Columbus Redevelopment Authority on Wednesday released possible future plans for the Lee Middle School property.
An anonymous developer who purchased an option on the 15-acre site in November plans to preserve most of the school building, adapting it to house a mixture of apartment and commercial retail space, according to a CRA press release. The project outline currently includes two phases, the first of which involves the reuse of the existing building, "with the enhancement of Lee High School in mind," the press release said. The second phase includes the construction of new buildings, making up a mixture of commercial retail and apartments.
Adapting the building for commercial property will require a rezoning of the site. The city Planning Commission will consider on Monday the CRA's request to change the property's zoning from R-1 single-family residential to C-1 neighborhood commercial. The following day the decision will go before the Columbus City Council for approval.
Jeff Turnage, CRA board attorney who also represents the city, said the development group plans to remain anonymous unless and until it exercises the option.
CRA board chairman John Acker said the board is excited at the prospects of the sale after months of studying and evaluating the property.
Acker stressed the developer has not completed the sale of the property yet.
"The developer has not exercised the option at this time, and there are a lot of moving parts to this transaction," he said in the press release.
While the developer has consistently remained anonymous throughout the due diligence process, the press release said the "principals of the investment group" involved are members of the community, have ties to the school and have developed local commercial properties in the past.
Acker said the board had been worried the main building at the site would have to be demolished to make room for the development.
"This developer came in with a great plan to utilize the school," he said. "That's kind of a win-win."

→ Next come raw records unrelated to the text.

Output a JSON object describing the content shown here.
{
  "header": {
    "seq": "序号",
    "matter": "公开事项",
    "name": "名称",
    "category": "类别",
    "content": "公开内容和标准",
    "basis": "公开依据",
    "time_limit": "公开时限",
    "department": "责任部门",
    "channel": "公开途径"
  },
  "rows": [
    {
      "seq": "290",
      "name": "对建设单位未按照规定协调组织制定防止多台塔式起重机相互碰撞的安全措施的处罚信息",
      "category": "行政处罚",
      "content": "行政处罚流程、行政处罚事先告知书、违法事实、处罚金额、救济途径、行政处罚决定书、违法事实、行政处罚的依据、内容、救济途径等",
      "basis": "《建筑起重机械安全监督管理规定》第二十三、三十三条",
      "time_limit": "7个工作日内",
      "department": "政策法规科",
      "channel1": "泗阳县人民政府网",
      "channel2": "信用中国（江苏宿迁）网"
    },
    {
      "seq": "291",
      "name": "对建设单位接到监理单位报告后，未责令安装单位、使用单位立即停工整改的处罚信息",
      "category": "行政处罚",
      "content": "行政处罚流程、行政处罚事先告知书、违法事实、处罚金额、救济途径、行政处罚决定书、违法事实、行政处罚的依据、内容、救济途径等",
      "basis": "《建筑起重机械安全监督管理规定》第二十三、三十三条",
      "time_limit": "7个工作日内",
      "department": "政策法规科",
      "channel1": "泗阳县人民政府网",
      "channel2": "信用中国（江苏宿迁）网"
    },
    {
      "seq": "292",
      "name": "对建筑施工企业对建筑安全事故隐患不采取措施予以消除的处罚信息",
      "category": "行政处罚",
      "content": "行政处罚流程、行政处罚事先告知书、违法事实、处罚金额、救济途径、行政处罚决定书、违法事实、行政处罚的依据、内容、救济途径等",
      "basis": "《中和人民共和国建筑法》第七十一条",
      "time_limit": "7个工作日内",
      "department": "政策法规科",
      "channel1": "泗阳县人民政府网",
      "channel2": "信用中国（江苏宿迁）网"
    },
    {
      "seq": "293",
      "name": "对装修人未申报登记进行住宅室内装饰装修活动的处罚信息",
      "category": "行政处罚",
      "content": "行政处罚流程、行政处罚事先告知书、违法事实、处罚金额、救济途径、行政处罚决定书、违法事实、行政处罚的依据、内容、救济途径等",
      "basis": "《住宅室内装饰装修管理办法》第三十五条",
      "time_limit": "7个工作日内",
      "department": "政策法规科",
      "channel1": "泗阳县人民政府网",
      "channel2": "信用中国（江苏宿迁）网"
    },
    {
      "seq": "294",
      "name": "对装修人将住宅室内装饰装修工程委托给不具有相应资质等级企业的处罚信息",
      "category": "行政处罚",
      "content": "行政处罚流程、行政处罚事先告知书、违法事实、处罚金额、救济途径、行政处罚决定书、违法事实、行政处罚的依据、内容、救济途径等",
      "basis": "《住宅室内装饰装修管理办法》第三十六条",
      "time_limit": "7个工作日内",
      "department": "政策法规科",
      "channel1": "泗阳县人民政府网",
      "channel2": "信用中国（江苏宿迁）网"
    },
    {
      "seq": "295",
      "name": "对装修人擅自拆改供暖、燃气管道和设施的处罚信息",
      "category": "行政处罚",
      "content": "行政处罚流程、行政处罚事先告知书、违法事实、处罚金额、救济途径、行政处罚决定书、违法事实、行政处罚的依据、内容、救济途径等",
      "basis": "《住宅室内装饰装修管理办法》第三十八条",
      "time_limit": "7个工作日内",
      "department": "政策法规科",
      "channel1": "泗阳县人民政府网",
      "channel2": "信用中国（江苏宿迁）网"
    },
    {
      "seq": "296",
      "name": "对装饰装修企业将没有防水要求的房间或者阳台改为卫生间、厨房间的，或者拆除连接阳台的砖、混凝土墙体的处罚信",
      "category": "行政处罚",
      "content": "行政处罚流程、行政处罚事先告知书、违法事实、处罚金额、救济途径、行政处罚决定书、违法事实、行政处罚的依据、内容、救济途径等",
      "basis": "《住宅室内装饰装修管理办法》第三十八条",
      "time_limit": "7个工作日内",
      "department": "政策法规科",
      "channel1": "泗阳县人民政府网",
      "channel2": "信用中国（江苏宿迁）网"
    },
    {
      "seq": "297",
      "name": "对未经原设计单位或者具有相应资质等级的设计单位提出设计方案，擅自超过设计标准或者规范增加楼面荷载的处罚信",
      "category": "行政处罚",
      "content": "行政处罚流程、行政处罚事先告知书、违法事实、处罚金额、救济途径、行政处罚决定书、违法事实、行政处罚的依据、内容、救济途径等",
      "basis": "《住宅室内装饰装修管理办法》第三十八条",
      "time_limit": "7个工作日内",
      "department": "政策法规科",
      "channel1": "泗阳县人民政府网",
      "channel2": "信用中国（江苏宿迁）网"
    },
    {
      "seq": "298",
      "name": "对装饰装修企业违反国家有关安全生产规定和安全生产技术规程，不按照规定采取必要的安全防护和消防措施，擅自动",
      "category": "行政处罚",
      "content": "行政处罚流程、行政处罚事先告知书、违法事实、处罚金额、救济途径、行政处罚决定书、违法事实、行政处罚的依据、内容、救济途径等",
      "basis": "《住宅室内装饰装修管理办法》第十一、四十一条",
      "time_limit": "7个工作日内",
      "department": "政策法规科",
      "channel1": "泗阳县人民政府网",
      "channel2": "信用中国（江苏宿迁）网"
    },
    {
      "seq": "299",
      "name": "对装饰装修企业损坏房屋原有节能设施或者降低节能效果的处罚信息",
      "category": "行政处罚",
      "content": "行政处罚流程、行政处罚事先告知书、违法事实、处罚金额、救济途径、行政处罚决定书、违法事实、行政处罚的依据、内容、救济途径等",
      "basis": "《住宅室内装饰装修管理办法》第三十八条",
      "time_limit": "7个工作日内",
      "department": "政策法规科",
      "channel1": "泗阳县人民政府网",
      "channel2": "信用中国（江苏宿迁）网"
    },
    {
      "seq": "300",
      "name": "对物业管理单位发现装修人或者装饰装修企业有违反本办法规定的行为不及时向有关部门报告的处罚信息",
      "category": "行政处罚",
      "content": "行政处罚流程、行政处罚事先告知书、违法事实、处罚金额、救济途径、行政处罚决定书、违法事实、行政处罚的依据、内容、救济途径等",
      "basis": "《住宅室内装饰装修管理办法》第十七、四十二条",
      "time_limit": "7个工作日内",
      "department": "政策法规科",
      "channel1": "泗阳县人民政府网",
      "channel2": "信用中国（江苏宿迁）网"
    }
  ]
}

During Phase 1, which is estimated to cost between $3 and 5 million, developers plan to put a 16,000 square-foot restaurant or banquet space in what is currently the cafeteria; a 24,000 square foot multi-use venue/community center in the auditorium; and a 22,000 square foot free-standing retail space in the gymnasium. The plan also includes putting approximately 24 1- and 2-bedroom, upscale, loft apartments in the two-story classroom wing of the building. Phase 1 is expected to be completed January 2020.
Phase 2 would see a 4,000 square-foot restaurant on what is currently the front lawn and gym parking lot and a mixed use commercial space, between 90,000-100,000 square feet, that includes retail, restaurant and approximately 20 upscale, loft apartments. That phase is expected to cost $10 million.
The plan will supply 50 to 100 construction jobs, and create up to 70 restaurant jobs, 40 to 80 free-standing retail space jobs, five to eight venue and apartment management jobs and 25 to 30 part-time venue event jobs.
The developer also plans to demolish a back wing of the school that was added in the 1970s.
Historic Preservation issue
The developer may also have to plan for a pending decision by the Mississippi Department of Archives and History, which may designate the site as a Mississippi Landmark on May 23. The developer's option on the property expires May 20, but Acker said the developer will ask the CRA to extend the option deadline for several weeks so the developer can adjust plans if necessary, based on MDAH's decision.
Built as Lee High School in the 1950s, the campus housed white students in the final years of segregation in Lowndes County. MDAH also is considering Hunt High, which housed black students before integration, for landmark designation.
Lee Middle School, formerly Lee High School, closed its doors in 2011 after Columbus Middle School opened. The buildings on the site currently have asbestos, but Acker previously told The Dispatch the developer could take advantage of state reimbursements given to developers who clean up asbestos-filled properties.
The CRA purchased a $1 option on the property from Columbus Municipal School District in July 2016 and renewed it in 2017, which allowed the board to market the property. The asking price for the property is $1.79 million.